Eu nasci no bairro do Irajá, em casa mesmo. Fui batizada na Igreja de Nossa Senhora da Penha. Não há nada em mim que coloque as vestes de uma carioca que busque valores emprestados de qualquer outro lugar que não este chão de onde eu brotei, onde eu lancei minhas raízes, onde eu cresci e onde eu hoje frutifico.
Mas há em mim um caudal de heranças que reafirmam que este meu Rio é, na força da sua gente, realmente o aporte de todos os Brasis. Ao olhar outros cariocas eu peço que eles achem dentro de si essa realização e pensem: em que outro lugar do mundo eles poderiam ser mais eles mesmos, mais essencialmente eles, total e francamente eles, com tudo aquilo que não conseguem compreender mas que está pulsante dentro de si, do que neste precioso pedaço de mundo, feito de mar e montanhas?
A multiplicidade do ser carioca precisa ser aceita e exercida, mesmo amada, para que possamos sair dessa encurralada psicanalítica na qual nos encontramos. Estamos numa verdadeira inércia em que tudo parece ir de mal à pior, e não fazemos absolutamente nada.
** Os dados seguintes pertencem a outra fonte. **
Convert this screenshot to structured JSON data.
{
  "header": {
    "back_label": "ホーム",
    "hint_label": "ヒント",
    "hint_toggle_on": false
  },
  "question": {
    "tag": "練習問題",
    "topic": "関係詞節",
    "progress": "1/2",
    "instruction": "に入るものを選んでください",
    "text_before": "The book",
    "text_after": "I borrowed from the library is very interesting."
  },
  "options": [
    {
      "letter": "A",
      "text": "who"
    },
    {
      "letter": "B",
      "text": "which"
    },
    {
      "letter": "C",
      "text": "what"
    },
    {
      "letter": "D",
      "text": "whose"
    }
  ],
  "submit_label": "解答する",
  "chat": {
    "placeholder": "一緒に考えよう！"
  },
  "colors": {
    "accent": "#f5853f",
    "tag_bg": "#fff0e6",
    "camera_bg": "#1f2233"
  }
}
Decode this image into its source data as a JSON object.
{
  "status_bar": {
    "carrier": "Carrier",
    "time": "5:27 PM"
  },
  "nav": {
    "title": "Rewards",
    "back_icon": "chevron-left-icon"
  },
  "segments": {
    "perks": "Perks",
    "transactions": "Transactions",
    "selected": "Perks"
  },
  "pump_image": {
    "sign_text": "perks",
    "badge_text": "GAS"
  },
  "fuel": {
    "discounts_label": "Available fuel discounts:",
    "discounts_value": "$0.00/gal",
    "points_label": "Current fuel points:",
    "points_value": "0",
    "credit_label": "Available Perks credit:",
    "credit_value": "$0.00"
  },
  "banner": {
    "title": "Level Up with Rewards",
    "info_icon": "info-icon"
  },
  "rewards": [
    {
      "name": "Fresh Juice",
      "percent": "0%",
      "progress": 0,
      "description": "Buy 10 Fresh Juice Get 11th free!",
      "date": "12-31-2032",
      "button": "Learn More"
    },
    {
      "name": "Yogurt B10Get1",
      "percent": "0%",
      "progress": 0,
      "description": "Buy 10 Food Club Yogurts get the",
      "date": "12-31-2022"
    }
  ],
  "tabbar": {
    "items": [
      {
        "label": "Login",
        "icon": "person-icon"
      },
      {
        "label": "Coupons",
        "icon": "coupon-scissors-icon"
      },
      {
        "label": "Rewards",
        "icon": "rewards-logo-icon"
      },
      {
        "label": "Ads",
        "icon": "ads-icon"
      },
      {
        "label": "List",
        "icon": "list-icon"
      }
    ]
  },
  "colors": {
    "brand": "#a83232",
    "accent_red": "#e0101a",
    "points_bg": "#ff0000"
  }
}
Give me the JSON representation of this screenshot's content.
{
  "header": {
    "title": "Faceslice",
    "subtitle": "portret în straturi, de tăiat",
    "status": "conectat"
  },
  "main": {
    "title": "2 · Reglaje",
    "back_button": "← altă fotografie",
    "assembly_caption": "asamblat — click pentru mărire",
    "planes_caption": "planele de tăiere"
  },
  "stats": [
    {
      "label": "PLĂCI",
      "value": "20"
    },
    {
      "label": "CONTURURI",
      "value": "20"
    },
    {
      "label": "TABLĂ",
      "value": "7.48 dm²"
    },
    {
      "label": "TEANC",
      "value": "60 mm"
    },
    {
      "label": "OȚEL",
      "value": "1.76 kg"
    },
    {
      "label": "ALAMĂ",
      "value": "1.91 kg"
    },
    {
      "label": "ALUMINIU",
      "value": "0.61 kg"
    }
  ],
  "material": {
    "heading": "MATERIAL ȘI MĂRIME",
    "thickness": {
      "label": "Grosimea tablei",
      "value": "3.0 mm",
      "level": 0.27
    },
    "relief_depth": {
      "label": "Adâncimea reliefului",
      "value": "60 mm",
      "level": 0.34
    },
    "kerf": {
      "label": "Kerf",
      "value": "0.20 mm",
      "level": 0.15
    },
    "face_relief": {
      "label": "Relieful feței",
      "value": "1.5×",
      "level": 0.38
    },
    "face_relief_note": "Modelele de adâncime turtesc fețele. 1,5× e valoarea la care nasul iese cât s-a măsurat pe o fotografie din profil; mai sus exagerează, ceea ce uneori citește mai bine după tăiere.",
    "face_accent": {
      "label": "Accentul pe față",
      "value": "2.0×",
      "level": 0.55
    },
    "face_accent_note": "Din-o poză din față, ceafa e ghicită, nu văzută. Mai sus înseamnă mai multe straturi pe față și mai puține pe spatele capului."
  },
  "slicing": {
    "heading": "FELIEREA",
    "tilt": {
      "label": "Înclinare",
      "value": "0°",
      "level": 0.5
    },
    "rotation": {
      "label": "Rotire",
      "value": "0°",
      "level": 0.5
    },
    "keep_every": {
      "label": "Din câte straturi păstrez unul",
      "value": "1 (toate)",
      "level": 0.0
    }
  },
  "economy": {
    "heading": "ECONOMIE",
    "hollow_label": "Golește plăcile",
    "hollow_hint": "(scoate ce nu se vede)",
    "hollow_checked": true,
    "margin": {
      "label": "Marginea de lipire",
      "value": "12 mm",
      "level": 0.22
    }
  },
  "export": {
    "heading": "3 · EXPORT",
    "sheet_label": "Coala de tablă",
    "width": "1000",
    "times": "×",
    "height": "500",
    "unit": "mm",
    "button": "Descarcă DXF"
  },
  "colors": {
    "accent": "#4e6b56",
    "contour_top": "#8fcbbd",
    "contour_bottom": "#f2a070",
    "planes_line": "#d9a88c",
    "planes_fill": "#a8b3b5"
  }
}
Se soubermos alguma sobre nós mesmos, sobre nossas capacidades, nossas características, poderemos quem sabe acordar e agir.
Este blogue não tem o objetivo de apenas ufanar a cidade do Rio de Janeiro, mas é o meu esforço de me entender como carioca, como cidadã, como alguém que busca valorizar o que sou como habitante desta cidade, deste estado e deste país, e assim enxergar instrumentos de agir sobre a minha realidade de maneira construtiva para mim e para minha comunidade.
Convido a todos que aqui entrarem, que contribuam com suas idéias e experiências, referências, eletrônicas inclusive, e quem sabe esta jornada não seja solitária.